There are no exercises I can claim to have invented (well…maybe a few.) There’s no novel periodization scheme. There’s no magic movement that will solve your pain or make you faster. There are exercises that are so simple that they are often ignored despite profound benefit. There are movements complex enough that it may take a trainee months to arrive at competency.
If there’s anything unique about my work with professional endurance athletes, it’s the combination of Internal training that attempts to make long term positive change to structure and function, and External training that’s comprised of classic strength and conditioning methods. This is also true of The Path template. The initial phase of training makes heavy use of Functional Range Conditioning principles that help athletes understand, isolate, and improve their articular function for a wider range of movement options. The program itself dives into why I believe this is such an important place to start, and why -in my experience- this is the superior method for addressing deficits in “mobility”. This and other aspects of the template combine to make the first phase one of discovery; what movement possibilities does our structure allow for? Among the possibilities, what things are most important? Among the important, what characteristics are trainable, and how?
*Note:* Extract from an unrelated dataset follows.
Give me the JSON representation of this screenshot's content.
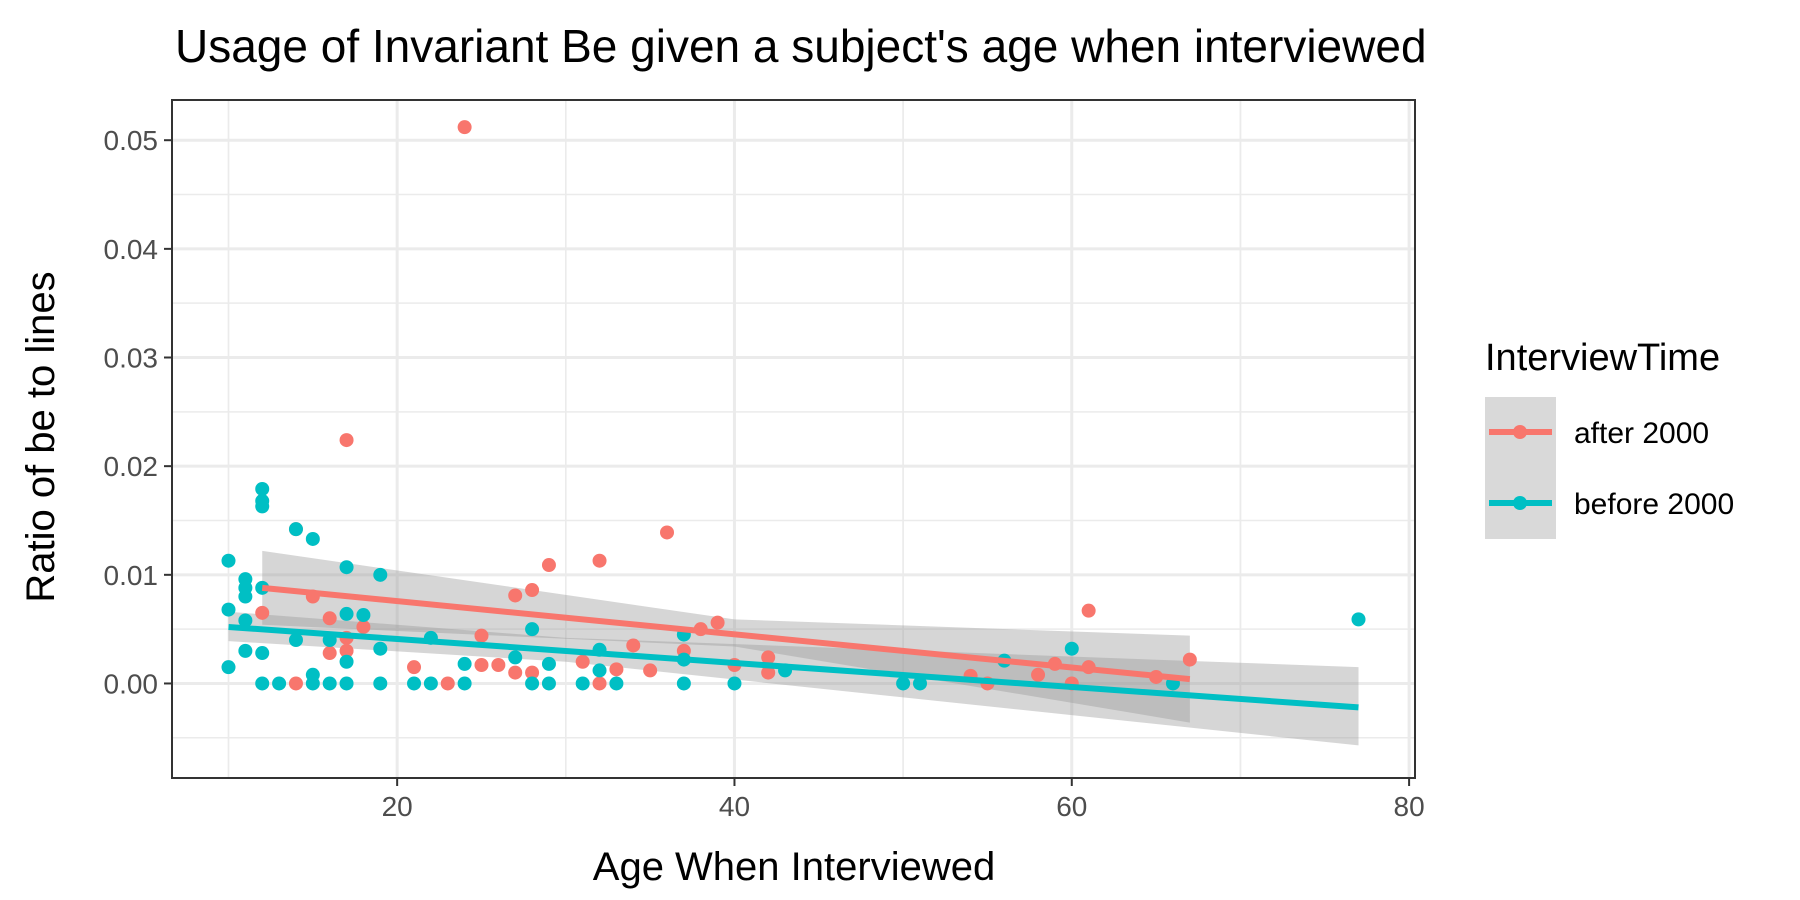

Armed with this understanding, successive phases of the template will provide balanced, progressive, year-round exposure to training inputs for mobility, connective tissue health, absolute strength, reactive/plyometric ability and respiratory coordination. The ultimate goal is to build a body that can withstand the mechanical stress of endurance training, and turn training stress into fitness at the fastest rate possible. Many athletes have opinions about what ingredient they might be missing. Experience shows over and over again that variety is king and the synergy between seemingly different styles of training IS the the way forward for those willing to transform their training and walk The Path.
This template is written with a principles-based, thorough approach for athletes that have chosen to make their strength training a priority alongside their running/riding/swimming. Access to a standard gym of equipment will make executing the training much easier, but the emphasis is on standard rather than specialized.
The first 12 weeks of the template involve minimal equipment and what is required can often be improvised at home. As things progress, options for loading become helpful in some exercises and and critical for others. No one piece of equipment is an absolute requirement, and trainees are encouraged to get creative with equipment when needed. Show me what you come up with!
Trainees will have opportunity to use the following equipment and more:
Dumbbells
Kettlebells
Barbell + plates
Hex Bar
Glute-Ham Developer
Ankle/Wrist weights
Physioball
Yoga Blocks
Foam Roller
Tennis/Lacrosse Balls
Let’s be clear, this template is written to allow just about any motivated individual to start and progress at their own pace. Athletes are not left to sink or swim. That being said, consistently following a template like this alongside your sport specific training requires a certain level of control over the circumstances of your life. This template would not exist if we didn’t see for ourselves that the destination is worth it. Nothing in the details of this template is remotely as powerful as overall consistency. Consider your motivation and ability to stay on the path carefully before joining us.